The focus of this Story is to address the use cases for TPL library link order that TriBITS technically has enough information to get right but currently messes up. Here is an example where TriBITS currently fails. Say that PackageA depends on TPL_A, PackageB depends on TPL_B, PackageB depends on PackageA, and TPL_B depends on TPL_A. In this case, PackageA would list the dependency on TPL_A. Now, since PackageB only depends on the functionality of TPL_B, it should only have to list the dependency on TPL_B, right? The problem is that currently with TriBITS, a package needs to list all of the TPLs that it is dependent on for static libraries. This was not a big deal when the depth of TPLs in Trilinos was basically LAPACK and BLAS. So to fix this, the Dependencies.cmake file for PackageB would need to list TPL_B and TPL_A (even through PackageB has no direct dependence on TPL_A). If it does not, then the current TriBITS implementation would provide the library link order:
libpackageb.a libpackagea.a libtpla.a libtplb.a
This results in a link failure because libtplb.a must be listed before libtpla.a. This is what is likely happening, for example, in link order problems with NetCDF and HDF5 in trilinos/Trilinos#156. This is also what is likely happening in trilinos/xSDKTrilinos#2.
The reason for this bad behavior is the way that TriBITS currently manages the link libraries of packages and TPLs. What it currently does is it lumps the include directories and link libraries for the TPLs for a given package in with the include directories and link libraries for the package itself. Then, in a downstream package, it first adds the libraries for upstream packages then the TPLs for that package. This is obviously a bad implementation.
In the past, we have hacked this in one of two different ways:
- Have a package list all of the TPLs that are required for correct static linking. That is what was done with BLAS and LAPACK in Trilinos from the very beginning.
- List all the libraries needed for a given TPL. For example, for the NetCDF libraries, you list the libraries netcdf, hdf5, and z for the NetCDF TPL. This must be done on a system-by-system basic. This is what is being done for ATTBDevEnv.cmake (see trilinos/Trilinos#172) for example.
This Story will be to fix the TPL include and link order in cases where all of the correct TPL libraries are already being listed on the link line but in the wrong order. That can be done with some simple tweaks to the data-structures and algorithms used by TriBITS.
Later stories will address the general problem of listing all the static libraries needed for correct linking.
Would this also be fixed by implementing #63 ?
Would this also be fixed by implementing #63 ?

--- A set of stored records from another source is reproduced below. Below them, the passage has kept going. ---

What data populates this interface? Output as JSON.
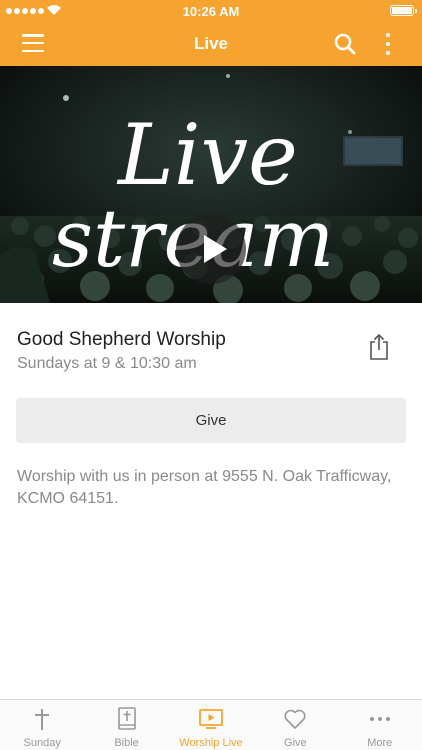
{
  "status_bar": {
    "time": "10:26 AM"
  },
  "nav": {
    "title": "Live"
  },
  "hero": {
    "script_line1": "Live",
    "script_line2": "stream"
  },
  "info": {
    "title": "Good Shepherd Worship",
    "subtitle": "Sundays at 9 & 10:30 am"
  },
  "give_button": {
    "label": "Give"
  },
  "description": "Worship with us in person at 9555 N. Oak Trafficway, KCMO 64151.",
  "tabs": [
    {
      "label": "Sunday",
      "icon": "cross-icon",
      "active": false
    },
    {
      "label": "Bible",
      "icon": "bible-icon",
      "active": false
    },
    {
      "label": "Worship Live",
      "icon": "tv-play-icon",
      "active": true
    },
    {
      "label": "Give",
      "icon": "heart-icon",
      "active": false
    },
    {
      "label": "More",
      "icon": "more-dots-icon",
      "active": false
    }
  ],
  "colors": {
    "accent": "#f7a330",
    "inactive": "#999999"
  }
}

Yes, the TPL ordering issue would likely get fixed automatically as part of #63, but that is a much larger refactoring. This story would be a much faster and easier refactoring than #63. One of the goals of #63 is to eliminate a bunch of TPL-specific code so that Packages and TPLs are handled more uniformly (less TriBITS code, less unit tests, less to maintain, etc.). But if that does not work out as smoothly as I hope, then TPL handling may need to be kept separate and hence this issue will need to be resolved on its own anyway. At some point, TPLs have to be handled differently in order to properly mark their include directories with INCLUDE_DIRECTORIES(SYSTEM ...)
to avoid warnings from these header files (see).
Note that if Ninja works out (and there are still several issues with that), then there is less of a need to implement some of the use cases in #63 from a development productivity perspective (but it still makes sense from a deployment productivity perspective). As a matter of fact, keeping it one large CMake/TriBITS project will actually be more productive (if the configure times are sufficiently fast and code upstream packages are not being changed as often).